"Regionale Identität" im Hamburger Umland in der zweiten Hälfte des 20. Jahrhunderts - Eine Problemskizze
Von Prof. Dr. Norbert Fischer (Universität Hamburg)

4. Schlussfolgerungen

Nicht zufällig fällt die neuerliche, seit wenigen Jahren zu konstatierende Konjunktur von "regionaler Identität" in eine Zeit, in der sich territoriale Koordinatensysteme - wie die Entwicklung der Europäischen Union zeigt - ebenso verändern oder gar auflösen wie jahrzehntelang eingeübte politisch-soziale Ordnungen. So erscheint die derzeitige Mode des Begriffspaares auch als kulturkritisch-kompensatorische Reaktion auf einen als bedrohlich empfundenen Wandel. Jedenfalls zeigt sich, dass der gesellschaftlich-kulturelle Wunsch nach einem harmonischen Ganzen, die unterschwellige Sehnsucht nach Identität, nach wie vor ungestillt ist.
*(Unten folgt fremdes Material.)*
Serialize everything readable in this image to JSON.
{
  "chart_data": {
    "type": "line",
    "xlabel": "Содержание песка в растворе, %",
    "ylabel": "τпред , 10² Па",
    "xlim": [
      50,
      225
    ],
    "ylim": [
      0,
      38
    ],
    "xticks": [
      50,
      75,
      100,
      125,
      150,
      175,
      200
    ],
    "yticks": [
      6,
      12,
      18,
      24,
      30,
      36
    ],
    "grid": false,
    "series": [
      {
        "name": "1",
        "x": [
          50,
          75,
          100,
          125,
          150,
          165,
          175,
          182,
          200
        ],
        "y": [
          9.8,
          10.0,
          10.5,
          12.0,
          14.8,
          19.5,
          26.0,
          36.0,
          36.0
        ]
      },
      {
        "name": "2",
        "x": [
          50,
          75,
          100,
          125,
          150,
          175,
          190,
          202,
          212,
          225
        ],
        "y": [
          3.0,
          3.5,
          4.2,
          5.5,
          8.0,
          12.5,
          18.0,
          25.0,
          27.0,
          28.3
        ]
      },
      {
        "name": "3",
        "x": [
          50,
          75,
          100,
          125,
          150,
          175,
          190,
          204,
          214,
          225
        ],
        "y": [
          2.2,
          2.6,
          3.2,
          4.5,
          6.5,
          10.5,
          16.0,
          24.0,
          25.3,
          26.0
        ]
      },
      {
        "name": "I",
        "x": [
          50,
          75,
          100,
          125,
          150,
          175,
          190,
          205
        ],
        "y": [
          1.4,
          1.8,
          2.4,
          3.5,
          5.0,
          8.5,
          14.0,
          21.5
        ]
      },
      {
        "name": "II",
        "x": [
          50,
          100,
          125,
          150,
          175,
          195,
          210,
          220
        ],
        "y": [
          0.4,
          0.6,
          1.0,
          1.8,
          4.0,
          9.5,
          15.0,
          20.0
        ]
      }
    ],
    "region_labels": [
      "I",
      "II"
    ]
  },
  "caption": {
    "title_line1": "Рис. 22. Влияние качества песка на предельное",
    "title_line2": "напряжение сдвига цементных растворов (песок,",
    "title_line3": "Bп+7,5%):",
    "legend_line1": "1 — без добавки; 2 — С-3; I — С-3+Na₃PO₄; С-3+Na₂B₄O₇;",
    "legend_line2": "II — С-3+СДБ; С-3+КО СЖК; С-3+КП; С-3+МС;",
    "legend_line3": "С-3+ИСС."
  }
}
"Regionale Identität" ist dabei zum beliebten Label politischer Strategien geworden. So wird der Begriff instrumentalisiert, um neugeschaffene territoriale Einheiten zu legitimieren - nicht zufällig ist derzeit viel von "europäischer Identität" die Rede oder wird "nationale Identität" neu definiert. Auch von Repräsentanten interkommunaler Initiativen, Verwaltungen und Verbänden ist das Thema "regionale Identität" in den letzten Jahren verstärkt instrumentalisiert worden. In diesen Zusammenhang des Identitätsmarketings gehören schließlich auch all jene touristischen Konzepte, die auf symbolischer Ebene Geschichte und Kultur einer Region werbewirksam vermarkten - beispielsweise in tourismusorientierten Gebieten wie der Nordseeküste. Mit wissenschaftlicher Begrifflichkeit hat dies wenig gemein. "Regionale Identität" ist kein allgegenwärtiges, auf seine Entdeckung wartendes Phänomen, sondern muss von Fall zu Fall überprüft werden - nicht zuletzt im Hinblick auf denkbare Formen der politischen Ideologisierung und Instrumentalisierung.